Римка покрутила головой – никого.
– Можно мне с чемоданами зайти, я их аккуратно поставлю, мешать не будут.
– Проходите, дэвушка.
Римка втащила оба чемодана, компактно расположив их около окна, сняла рюкзак и, пристроив его на стуле, подошла к витрине.
В витринном стекле, словно в зеркале, отразилась – как говорила тетка Вера – «справная фигура» среднего роста в «прикиде», который вызывает устойчивое отвращение у жюри «модного приговора»: джинсы, майка, ветровка.
Налюбовавшись от души аппетитным натюрмортом – и еще раз посмотрев на свое отражение – она сделала выбор в пользу салата «Цезарь» и кофе без сахара.

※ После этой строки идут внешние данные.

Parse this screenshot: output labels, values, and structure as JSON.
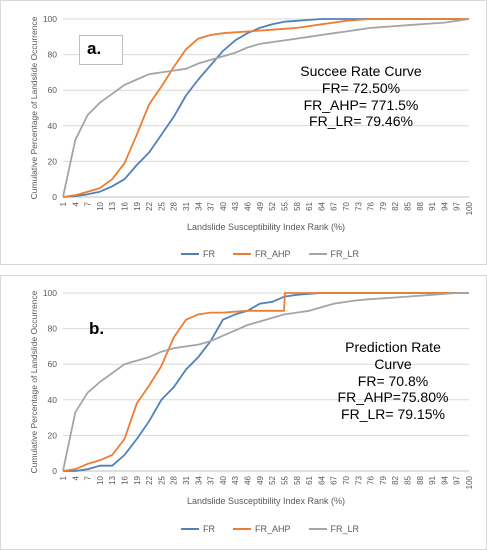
{
  "chart_data": [
    {
      "type": "line",
      "panel_label": "a.",
      "annotation": [
        "Succee Rate Curve",
        "FR= 72.50%",
        "FR_AHP= 771.5%",
        "FR_LR= 79.46%"
      ],
      "ylabel": "Cumulative Percentage of Landslide Occurrence",
      "xlabel": "Landslide Susceptibility Index Rank (%)",
      "ylim": [
        0,
        100
      ],
      "yticks": [
        0,
        20,
        40,
        60,
        80,
        100
      ],
      "x_ticks": [
        "1",
        "4",
        "7",
        "10",
        "13",
        "16",
        "19",
        "22",
        "25",
        "28",
        "31",
        "34",
        "37",
        "40",
        "43",
        "46",
        "49",
        "52",
        "55",
        "58",
        "61",
        "64",
        "67",
        "70",
        "73",
        "76",
        "79",
        "82",
        "85",
        "88",
        "91",
        "94",
        "97",
        "100"
      ],
      "grid": true,
      "legend_position": "bottom",
      "series": [
        {
          "name": "FR",
          "color": "#4f81bd",
          "x": [
            1,
            4,
            7,
            10,
            13,
            16,
            19,
            22,
            25,
            28,
            31,
            34,
            37,
            40,
            43,
            46,
            49,
            52,
            55,
            58,
            61,
            64,
            67,
            70,
            73,
            76,
            79,
            82,
            85,
            88,
            91,
            94,
            97,
            100
          ],
          "values": [
            0,
            0.5,
            1.5,
            3,
            6,
            10,
            18,
            25,
            35,
            45,
            57,
            66,
            74,
            82,
            88,
            92,
            95,
            97,
            98.5,
            99,
            99.5,
            100,
            100,
            100,
            100,
            100,
            100,
            100,
            100,
            100,
            100,
            100,
            100,
            100
          ]
        },
        {
          "name": "FR_AHP",
          "color": "#ed7d31",
          "x": [
            1,
            4,
            7,
            10,
            13,
            16,
            19,
            22,
            25,
            28,
            31,
            34,
            37,
            40,
            43,
            46,
            49,
            52,
            55,
            58,
            61,
            64,
            67,
            70,
            73,
            76,
            79,
            82,
            85,
            88,
            91,
            94,
            97,
            100
          ],
          "values": [
            0,
            1,
            3,
            5,
            10,
            19,
            35,
            52,
            62,
            73,
            83,
            89,
            91,
            92,
            92.5,
            93,
            93.5,
            94,
            94.5,
            95,
            96,
            97,
            98,
            99,
            99.5,
            100,
            100,
            100,
            100,
            100,
            100,
            100,
            100,
            100
          ]
        },
        {
          "name": "FR_LR",
          "color": "#a5a5a5",
          "x": [
            1,
            4,
            7,
            10,
            13,
            16,
            19,
            22,
            25,
            28,
            31,
            34,
            37,
            40,
            43,
            46,
            49,
            52,
            55,
            58,
            61,
            64,
            67,
            70,
            73,
            76,
            79,
            82,
            85,
            88,
            91,
            94,
            97,
            100
          ],
          "values": [
            0,
            32,
            46,
            53,
            58,
            63,
            66,
            69,
            70,
            71,
            72,
            75,
            77,
            79,
            81,
            84,
            86,
            87,
            88,
            89,
            90,
            91,
            92,
            93,
            94,
            95,
            95.5,
            96,
            96.5,
            97,
            97.5,
            98,
            99,
            100
          ]
        }
      ]
    },
    {
      "type": "line",
      "panel_label": "b.",
      "annotation": [
        "Prediction Rate",
        "Curve",
        "FR= 70.8%",
        "FR_AHP=75.80%",
        "FR_LR= 79.15%"
      ],
      "ylabel": "Cumulative Percentage of Landslide Occurrence",
      "xlabel": "Landslide Susceptibility Index Rank (%)",
      "ylim": [
        0,
        100
      ],
      "yticks": [
        0,
        20,
        40,
        60,
        80,
        100
      ],
      "x_ticks": [
        "1",
        "4",
        "7",
        "10",
        "13",
        "16",
        "19",
        "22",
        "25",
        "28",
        "31",
        "34",
        "37",
        "40",
        "43",
        "46",
        "49",
        "52",
        "55",
        "58",
        "61",
        "64",
        "67",
        "70",
        "73",
        "76",
        "79",
        "82",
        "85",
        "88",
        "91",
        "94",
        "97",
        "100"
      ],
      "grid": true,
      "legend_position": "bottom",
      "series": [
        {
          "name": "FR",
          "color": "#4f81bd",
          "x": [
            1,
            4,
            7,
            10,
            13,
            16,
            19,
            22,
            25,
            28,
            31,
            34,
            37,
            40,
            43,
            46,
            49,
            52,
            55,
            58,
            61,
            64,
            67,
            70,
            73,
            76,
            79,
            82,
            85,
            88,
            91,
            94,
            97,
            100
          ],
          "values": [
            0,
            0,
            1,
            3,
            3,
            9,
            18,
            28,
            40,
            47,
            57,
            64,
            73,
            85,
            88,
            90,
            94,
            95,
            98,
            99,
            99.5,
            100,
            100,
            100,
            100,
            100,
            100,
            100,
            100,
            100,
            100,
            100,
            100,
            100
          ]
        },
        {
          "name": "FR_AHP",
          "color": "#ed7d31",
          "x": [
            1,
            4,
            7,
            10,
            13,
            16,
            19,
            22,
            25,
            28,
            31,
            34,
            37,
            40,
            43,
            46,
            49,
            52,
            54.9,
            55.1,
            58,
            61,
            64,
            67,
            70,
            73,
            76,
            79,
            82,
            85,
            88,
            91,
            94,
            97,
            100
          ],
          "values": [
            0,
            1,
            4,
            6,
            9,
            18,
            38,
            48,
            59,
            75,
            85,
            88,
            89,
            89,
            89.5,
            90,
            90,
            90,
            90,
            100,
            100,
            100,
            100,
            100,
            100,
            100,
            100,
            100,
            100,
            100,
            100,
            100,
            100,
            100,
            100
          ]
        },
        {
          "name": "FR_LR",
          "color": "#a5a5a5",
          "x": [
            1,
            4,
            7,
            10,
            13,
            16,
            19,
            22,
            25,
            28,
            31,
            34,
            37,
            40,
            43,
            46,
            49,
            52,
            55,
            58,
            61,
            64,
            67,
            70,
            73,
            76,
            79,
            82,
            85,
            88,
            91,
            94,
            97,
            100
          ],
          "values": [
            0,
            33,
            44,
            50,
            55,
            60,
            62,
            64,
            67,
            69,
            70,
            71,
            73,
            76,
            79,
            82,
            84,
            86,
            88,
            89,
            90,
            92,
            94,
            95,
            96,
            96.5,
            97,
            97.5,
            98,
            98.5,
            99,
            99.5,
            100,
            100
          ]
        }
      ]
    }
  ]
}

Наконец прибежал запыхавшийся буфетчик.
– Ничего не успеваю, официант отпросился, я сегодня один верчусь как белка в колесе, – то ли оправдывался, то ли хвалился многогранностью своих возможностей смуглый низкорослый мужчина, наливая кофе и подавая салат. В это время с другой стороны заведения громко засигналила машина. – Вай! Это продукты привезли! Девушка, я побежал. С вас двести рублей.
– Если что, я на столе оставлю, – вдогонку ему пообещала Римма.
Салат был свежим и вкусным, и Римка решила съесть его так, как бы понравилось маме, то есть не торопясь, медленно, пережёвывая каждую отправляющуюся в рот порцию.
«Как ты ешь?», – постоянно негодовала родительница, тут же отвечая сама себе. – «Ест как удав. Не жует, а заглатывает. А если приличный молодой человек пригласит тебя в ресторан и увидит, как ты ешь? Что он подумает? Он подумает, что ты Маугли. Что тебя воспитывали не мать с отцом, а медведь с удавом!».
Мысли прервало громкое карканье. Крупная ворона опустилась на арматуру, торчавшую напротив окна. Черная тонкая змейка, кольцом обвивавшая лапу птицы, бесшумно сползла по арматуре на землю.